A study of several thousand people has shown men have higher concentrations of an enzyme that enables the coronavirus to infect healthy cells.
While there is still much to learn about Covid-19, researchers from the University Medical Center Groningen in the Netherlands may have found a clue for solving one of its mysteries.
Writing in the European Heart Journal, the researchers said they have found in a study of several thousand patients that men have higher concentrations of angiotensin-converting enzyme 2 (ACE2) in their blood than women. ACE2 enables the coronavirus to infect healthy cells.
First author of the study, Dr Iziah Sama, said that this had the potential to explain why men were more likely to die from Covid-19 than women. The research measured ACE2 concentrations in blood samples taken from two groups of heart failure patients from 11 European countries.
ACE2 is found not only in the lungs, heart, kidneys and tissues lining blood vessels, but in high concentration in the testes. The researchers speculated that its regulation in the testes might partially explain higher ACE2 concentrations in men, and why men are more vulnerable to Covid-19.
There were 1,485 men and 537 women in the first index group, with a second group designed to validate the first groups’ findings, made up of 1,123 men and 575 women. The median age of those taking part was 69 years for men and 75 years for women. In the validation group, it was 74 years and 76 years, respectively. All patients had heart failure and did not have Covid-19.
What the study looked for
The study looked at a number of clinical factors that could contribute to ACE2 concentrations. These included using ACE inhibitors and mineralocorticoid receptor antagonists (MRAs), or whether there was any history of medical conditions such as chronic obstructive pulmonary disease or having had a coronary artery bypass graft.
“To the best of our knowledge, this is the first substantial study to examine the association between plasma ACE2 concentrations and the use of blockers of the renin-angiotensin-aldosterone system (RAAS) in patients with cardiovascular disease,” said Dr Adriaan Voors, who led the study.
“We found no evidence that ACE inhibitors and [angiotensin receptor blockers] were linked to increased ACE2 concentrations in plasma. In fact, they predicted lower concentrations of ACE2 in the validation cohort, although we did not see this in the index cohort.”

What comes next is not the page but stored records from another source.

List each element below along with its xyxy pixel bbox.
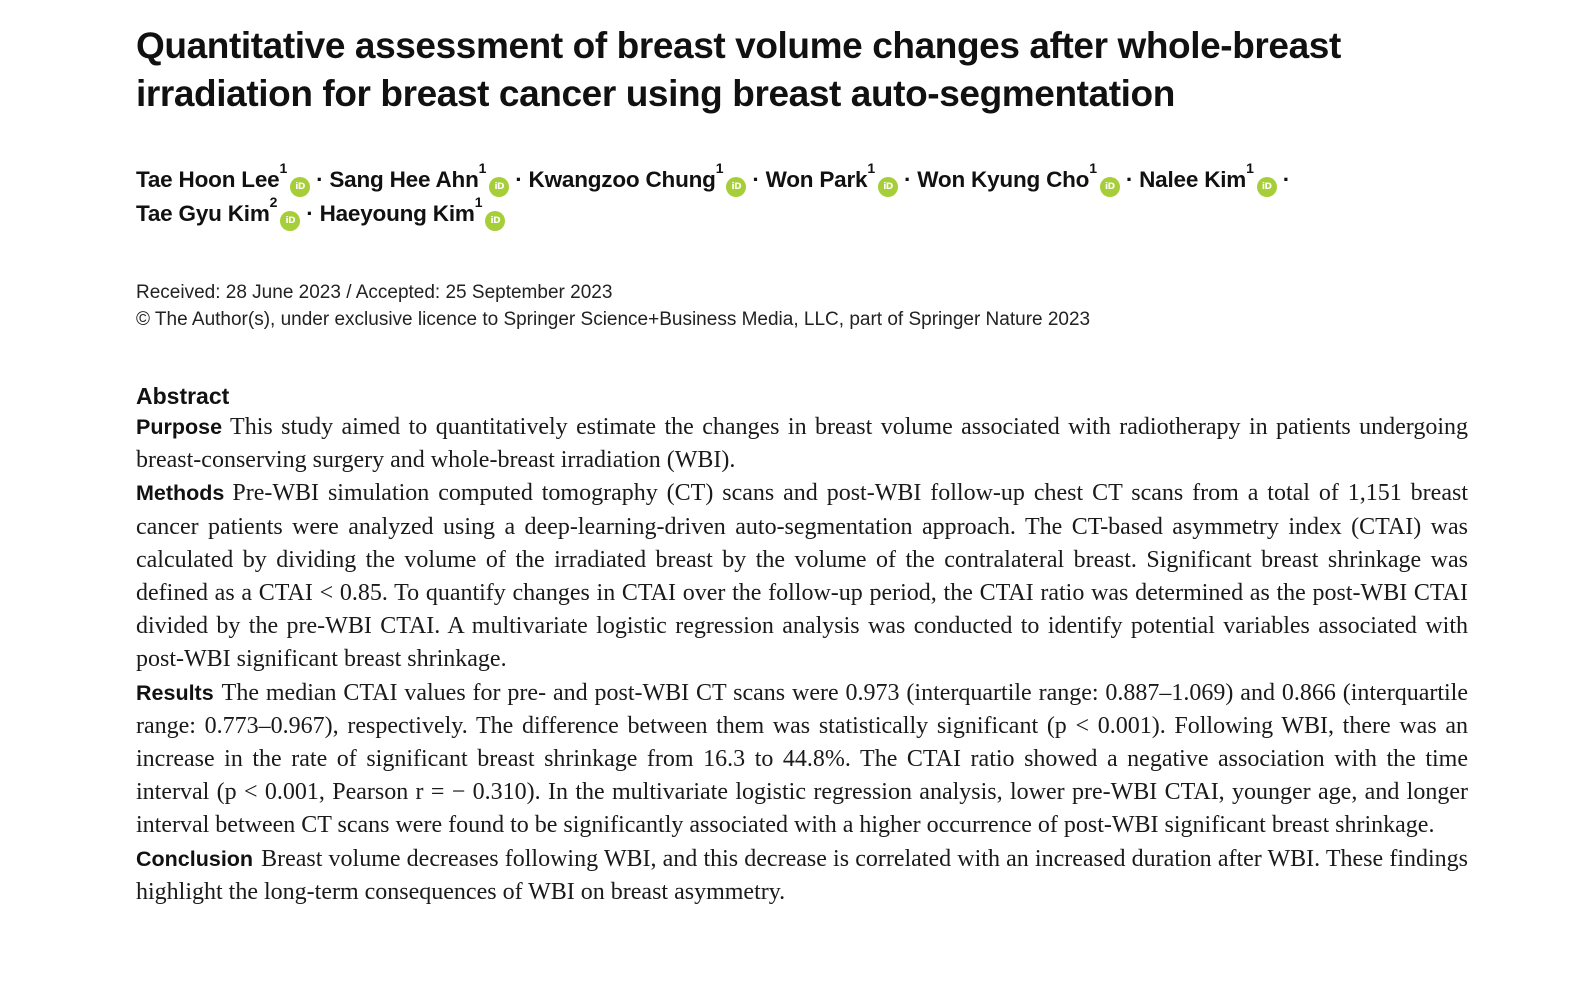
abstract-results xyxy=(136,677,1468,843)
abstract-heading: Abstract xyxy=(136,383,230,409)
author-name: Won Kyung Cho xyxy=(917,167,1090,192)
author-name: Nalee Kim xyxy=(1139,167,1247,192)
orcid-icon[interactable]: iD xyxy=(878,177,898,197)
publication-info xyxy=(136,279,1468,333)
section-text: The median CTAI values for pre- and post-WBI CT scans were 0.973 (interquartile range: 0.887–1.069) and 0.866 (interquartile range: 0.773–0.967), respectively. The difference between them was statistically significant (p < 0.001). Following WBI, there was an increase in the rate of significant breast shrinkage from 16.3 to 44.8%. The CTAI ratio showed a negative association with the time interval (p < 0.001, Pearson r = − 0.310). In the multivariate logistic regression analysis, lower pre-WBI CTAI, younger age, and longer interval between CT scans were found to be significantly associated with a higher occurrence of post-WBI significant breast shrinkage. xyxy=(136,679,1468,839)
affiliation-marker: 1 xyxy=(279,160,288,176)
orcid-icon[interactable]: iD xyxy=(726,177,746,197)
orcid-icon[interactable]: iD xyxy=(290,177,310,197)
section-label: Purpose xyxy=(136,415,223,439)
abstract-purpose xyxy=(136,411,1468,477)
affiliation-marker: 1 xyxy=(715,160,724,176)
orcid-icon[interactable]: iD xyxy=(1257,177,1277,197)
author-name: Won Park xyxy=(765,167,868,192)
orcid-icon[interactable]: iD xyxy=(485,211,505,231)
author xyxy=(319,194,506,226)
affiliation-marker: 1 xyxy=(474,194,483,210)
author-name: Tae Gyu Kim xyxy=(136,201,270,226)
affiliation-marker: 1 xyxy=(478,160,487,176)
section-label: Results xyxy=(136,680,214,705)
author xyxy=(528,160,747,192)
section-text: Breast volume decreases following WBI, and this decrease is correlated with an increased duration after WBI. These findings highlight the long-term consequences of WBI on breast asymmetry. xyxy=(136,845,1468,905)
abstract-methods xyxy=(136,477,1468,676)
author xyxy=(765,160,898,192)
author-name: Haeyoung Kim xyxy=(319,201,475,226)
section-label: Methods xyxy=(136,481,225,506)
author-separator: · xyxy=(316,167,324,192)
section-text: Pre-WBI simulation computed tomography (CT) scans and post-WBI follow-up chest CT scans from a total of 1,151 breast cancer patients were analyzed using a deep-learning-driven auto-segmentation approach. The CT-based asymmetry index (CTAI) was calculated by dividing the volume of the irradiated breast by the volume of the contralateral breast. Significant breast shrinkage was defined as a CTAI < 0.85. To quantify changes in CTAI over the follow-up period, the CTAI ratio was determined as the post-WBI CTAI divided by the pre-WBI CTAI. A multivariate logistic regression analysis was conducted to identify potential variables associated with post-WBI significant breast shrinkage. xyxy=(136,480,1468,673)
abstract-conclusion xyxy=(136,843,1468,909)
author-separator: · xyxy=(903,167,912,192)
author-name: Sang Hee Ahn xyxy=(329,167,479,192)
copyright-notice: © The Author(s), under exclusive licence to Springer Science+Business Media, LLC, part of Springer Nature 2023 xyxy=(136,309,1091,330)
affiliation-marker: 1 xyxy=(867,160,875,176)
author-name: Kwangzoo Chung xyxy=(528,167,716,192)
orcid-icon[interactable]: iD xyxy=(280,211,300,231)
affiliation-marker: 1 xyxy=(1246,160,1254,176)
affiliation-marker: 1 xyxy=(1089,160,1097,176)
author-separator: · xyxy=(752,167,760,192)
author xyxy=(136,194,300,226)
received-accepted-dates: Received: 28 June 2023 / Accepted: 25 September 2023 xyxy=(136,282,613,303)
author-separator: · xyxy=(515,167,523,192)
section-text: This study aimed to quantitatively estimate the changes in breast volume associated with radiotherapy in patients undergoing breast-conserving surgery and whole-breast irradiation (WBI). xyxy=(136,414,1468,474)
author-separator: · xyxy=(1125,167,1134,192)
article-title: Quantitative assessment of breast volume changes after whole-breast irradiation for breast cancer using breast auto-segmentation xyxy=(136,25,1341,114)
author-separator: · xyxy=(306,201,314,226)
affiliation-marker: 2 xyxy=(269,194,278,210)
author-list xyxy=(136,160,1468,231)
orcid-icon[interactable]: iD xyxy=(1100,177,1120,197)
author xyxy=(136,160,310,192)
author xyxy=(329,160,509,192)
author xyxy=(1139,160,1277,192)
section-label: Conclusion xyxy=(136,846,254,871)
orcid-icon[interactable]: iD xyxy=(489,177,509,197)
author-name: Tae Hoon Lee xyxy=(136,167,280,192)
author xyxy=(917,160,1120,192)
article-header xyxy=(136,22,1468,909)
author-separator: · xyxy=(1282,167,1290,192)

Recent research suggested that RAAS inhibitors might increase ACE2 concentrations in plasma, thereby increasing the risk of Covid-19 in cardiovascular patients. However, Voors said these latest findings don’t support the idea of discontinuing RAAS drug use in these patients.
“Our findings do not suggest that MRAs should be discontinued in heart failure patients who develop Covid-19. They are a very effective treatment for heart failure and the hypothetical effects on viral infection should be weighed carefully against their proven benefits.”